City Dev's 5-yr bond aggressively priced at 3% due to strong credit standing: OCBC

Published Tue, Mar 24, 2015 · 06:25 AM

CITY Developments Limited (CDL)'s latest five-year bonds sold at 3 per cent were aggressively priced due to their strong credit standing.

On March 20, CDL raised S$125 million from its five-year senior unsecured fixed rate notes with OCBC Bank the sole lead manager and bookrunner for the deal.

The bond was issued off CDL's S$5 billion medium term note programme.

The issue was launched with a price guidance of 3 per cent and strong investor response led to the bonds priced at just that, said Pee Beng Kiong, OCBC Bank's head of bond syndicate.

"On a yield basis, the five-year deal was printed just 20 basis points above its prevailing notes due in March 2019 for a one-year tenor extension," said Mr Pee.

"Comparing across real estate issuances, CDL's issue spread represents one of the most aggressive pricings a property issuer has achieved in the past few years," he said.

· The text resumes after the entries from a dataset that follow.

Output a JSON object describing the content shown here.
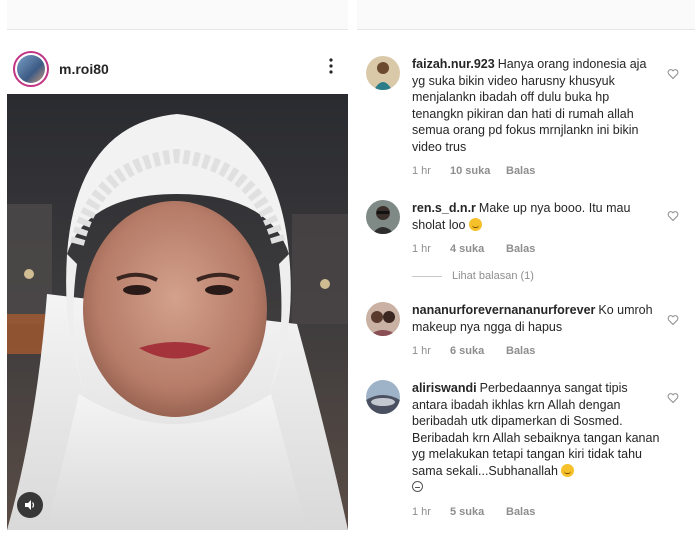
{
  "post": {
    "username": "m.roi80",
    "more_icon": "more-vertical-icon",
    "audio_icon": "speaker-icon"
  },
  "comments": [
    {
      "username": "faizah.nur.923",
      "text": "Hanya orang indonesia aja yg suka bikin video harusny khusyuk menjalankn ibadah off dulu buka hp tenangkn pikiran dan hati di rumah allah semua orang pd fokus mrnjlankn ini bikin video trus",
      "time": "1 hr",
      "likes": "10 suka",
      "reply": "Balas"
    },
    {
      "username": "ren.s_d.n.r",
      "text": "Make up nya booo. Itu mau sholat loo",
      "emoji": "grinning-emoji",
      "time": "1 hr",
      "likes": "4 suka",
      "reply": "Balas"
    },
    {
      "username": "nananurforevernananurforever",
      "text": "Ko umroh makeup nya ngga di hapus",
      "time": "1 hr",
      "likes": "6 suka",
      "reply": "Balas"
    },
    {
      "username": "aliriswandi",
      "text": "Perbedaannya sangat tipis antara ibadah ikhlas krn Allah dengan beribadah utk dipamerkan di Sosmed. Beribadah krn Allah sebaiknya tangan kanan yg melakukan tetapi tangan kiri tidak tahu sama sekali...Subhanallah",
      "emoji": "unamused-emoji",
      "time": "1 hr",
      "likes": "5 suka",
      "reply": "Balas"
    }
  ],
  "view_replies": "Lihat balasan (1)",
  "colors": {
    "text": "#262626",
    "meta": "#8e8e8e",
    "story_ring": "#c13584"
  }
}
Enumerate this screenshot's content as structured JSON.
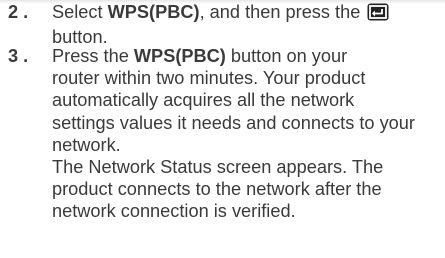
{
  "steps": [
    {
      "number": "2 .",
      "lines": [
        [
          "Select ",
          "WPS(PBC)",
          ", and then press the "
        ],
        [
          "button."
        ]
      ],
      "icon": "enter-button-icon"
    },
    {
      "number": "3 .",
      "lines": [
        [
          "Press the ",
          "WPS(PBC)",
          " button on your"
        ],
        [
          "router within two minutes. Your product"
        ],
        [
          "automatically acquires all the network"
        ],
        [
          "settings values it needs and connects to your"
        ],
        [
          "network."
        ],
        [
          "The Network Status screen appears. The"
        ],
        [
          "product connects to the network after the"
        ],
        [
          "network connection is verified."
        ]
      ]
    }
  ]
}
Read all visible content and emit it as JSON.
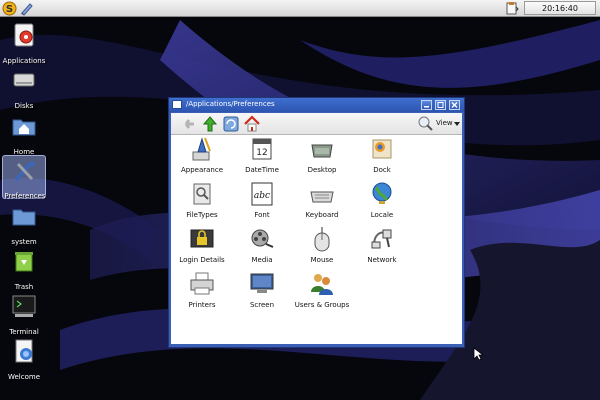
{
  "colors": {
    "panel": "#dedede",
    "title_bar": "#3566c4",
    "selected": "#9aa8e0",
    "wallpaper": "#0b0b18"
  },
  "top_panel": {
    "left_icons": [
      "s-logo-icon",
      "pencil-icon"
    ],
    "right_icons": [
      "clipboard-icon"
    ],
    "clock": "20:16:40"
  },
  "desktop": {
    "icons": [
      {
        "label": "Applications",
        "icon": "applications-icon"
      },
      {
        "label": "Disks",
        "icon": "disk-drive-icon"
      },
      {
        "label": "Home",
        "icon": "home-folder-icon"
      },
      {
        "label": "Preferences",
        "icon": "preferences-tools-icon",
        "selected": true
      },
      {
        "label": "system",
        "icon": "system-folder-icon"
      },
      {
        "label": "Trash",
        "icon": "trash-icon"
      },
      {
        "label": "Terminal",
        "icon": "terminal-icon"
      },
      {
        "label": "Welcome",
        "icon": "welcome-icon"
      }
    ]
  },
  "window": {
    "title": "/Applications/Preferences",
    "buttons": [
      "minimize",
      "maximize",
      "close"
    ],
    "toolbar": {
      "view_label": "View"
    },
    "items": [
      {
        "label": "Appearance",
        "icon": "appearance-icon"
      },
      {
        "label": "DateTime",
        "icon": "calendar-icon",
        "icon_text": "12"
      },
      {
        "label": "Desktop",
        "icon": "desktop-icon"
      },
      {
        "label": "Dock",
        "icon": "dock-icon"
      },
      {
        "label": "FileTypes",
        "icon": "filetypes-icon"
      },
      {
        "label": "Font",
        "icon": "font-icon",
        "icon_text": "abc"
      },
      {
        "label": "Keyboard",
        "icon": "keyboard-icon"
      },
      {
        "label": "Locale",
        "icon": "globe-icon"
      },
      {
        "label": "Login Details",
        "icon": "login-lock-icon"
      },
      {
        "label": "Media",
        "icon": "film-reel-icon"
      },
      {
        "label": "Mouse",
        "icon": "mouse-icon"
      },
      {
        "label": "Network",
        "icon": "network-icon"
      },
      {
        "label": "Printers",
        "icon": "printer-icon"
      },
      {
        "label": "Screen",
        "icon": "monitor-icon"
      },
      {
        "label": "Users & Groups",
        "icon": "users-groups-icon"
      }
    ]
  }
}
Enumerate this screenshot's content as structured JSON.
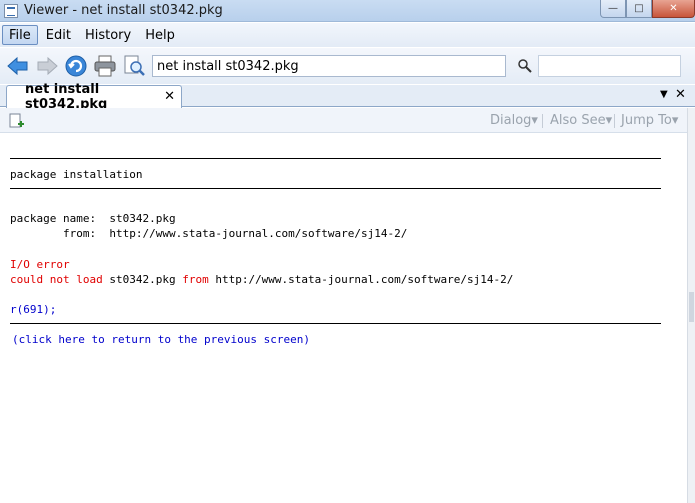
{
  "window": {
    "title": "Viewer - net install st0342.pkg",
    "controls": {
      "minimize": "—",
      "maximize": "□",
      "close": "✕"
    }
  },
  "menu": {
    "items": [
      "File",
      "Edit",
      "History",
      "Help"
    ]
  },
  "toolbar": {
    "command_value": "net install st0342.pkg",
    "search_value": ""
  },
  "tabs": {
    "active_label": "net install st0342.pkg",
    "close_glyph": "✕",
    "menu_glyph": "▼",
    "close_all_glyph": "✕"
  },
  "viewer_bar": {
    "dialog": "Dialog",
    "also_see": "Also See",
    "jump_to": "Jump To",
    "dropdown_glyph": "▾"
  },
  "content": {
    "heading": "package installation",
    "name_label": "package name:",
    "name_value": "st0342.pkg",
    "from_label": "from:",
    "from_value": "http://www.stata-journal.com/software/sj14-2/",
    "error_title": "I/O error",
    "error_prefix": "could not load",
    "error_pkg": "st0342.pkg",
    "error_from": "from",
    "error_url": "http://www.stata-journal.com/software/sj14-2/",
    "return_code": "r(691);",
    "back_link": "(click here to return to the previous screen)"
  },
  "colors": {
    "error": "#e00000",
    "link": "#0000cc"
  }
}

The pricing was based on the five-year SOR (swap offer rate) plus 78 basis points.

The 78 basis points issuance spread for the S$125 million bonds was significantly tighter compared to the 136.5 basis point issuance spread for its S$140 million 3.78 per cent 10-year note last year, he said.

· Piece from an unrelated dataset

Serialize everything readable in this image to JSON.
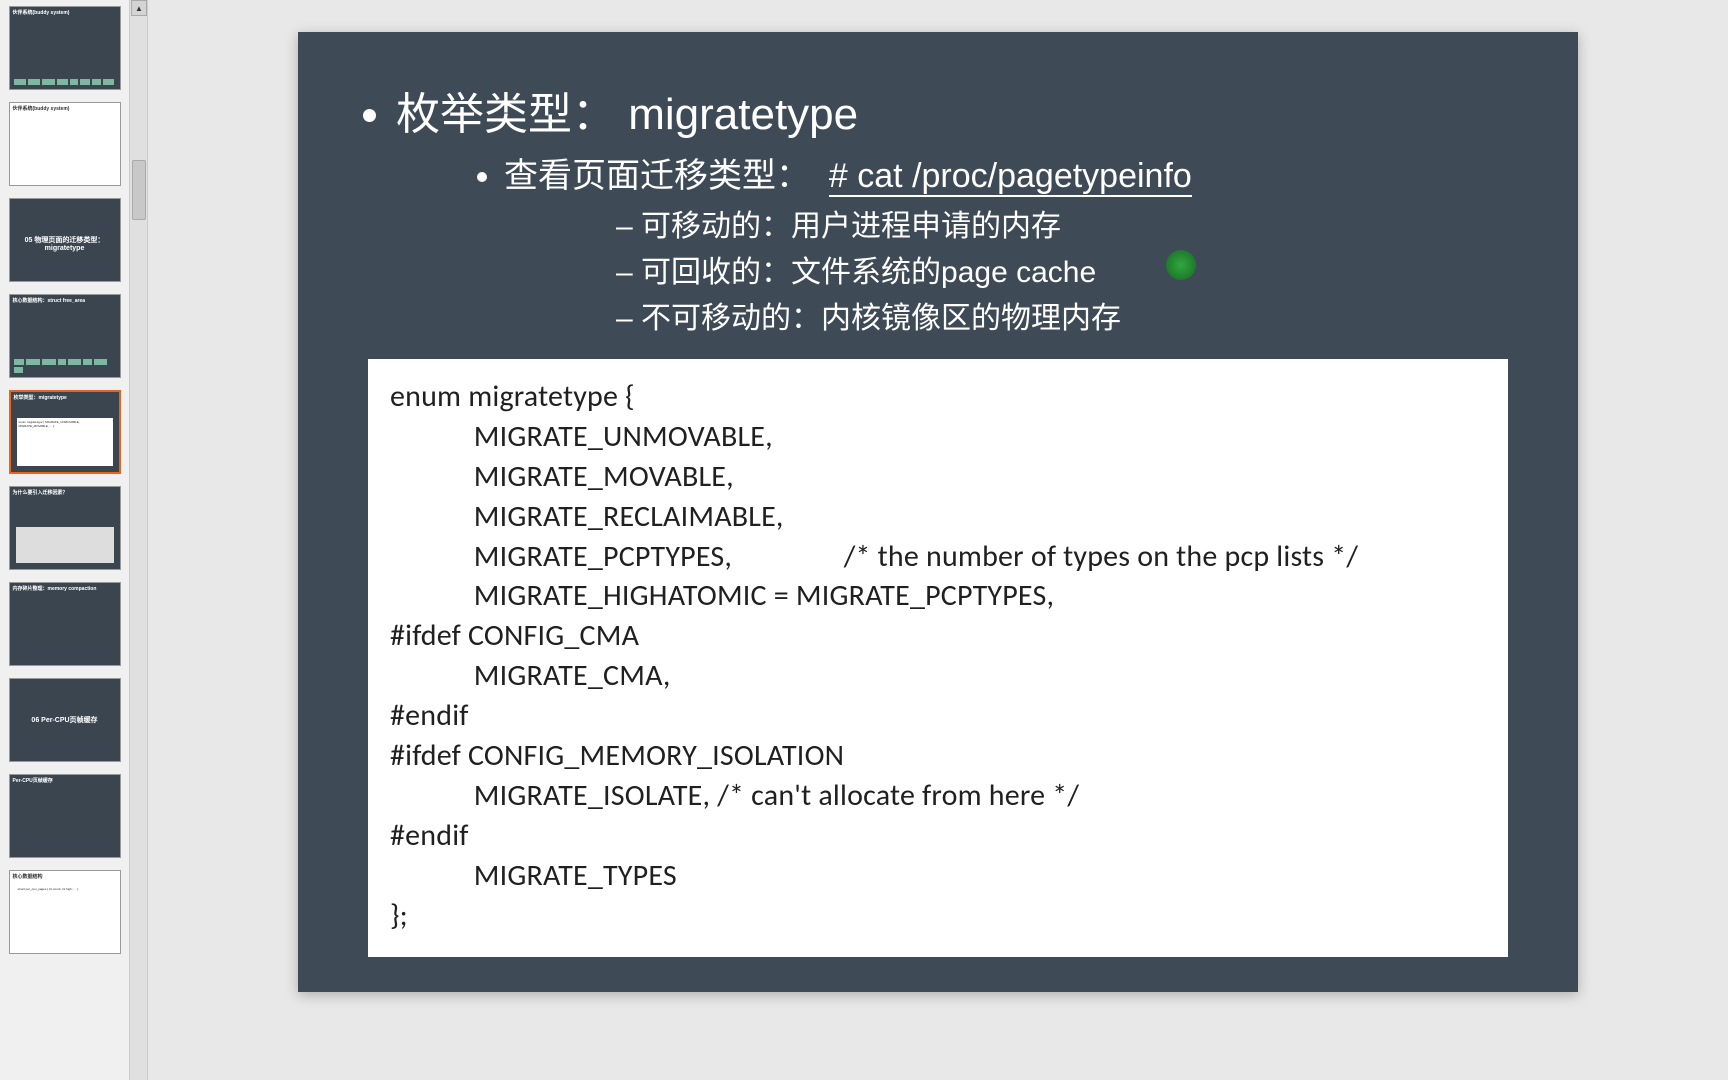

"This reflects the strength of CDL's credit and investors' confidence in the company," said Mr Pee.

Capitalising on CDL's strong name recognition and resilient credit standing, the deal attracted over S$150 million orders, he said.

This led to CDL upsizing the final funding amount to S$125 million, surpassing its original target of S$50 million to S$100 million, he said.

"The orderbook primarily comprised buy-and-hold investors and over 70 per cent of the deal was placed out to institutional investors," said Mr Pee.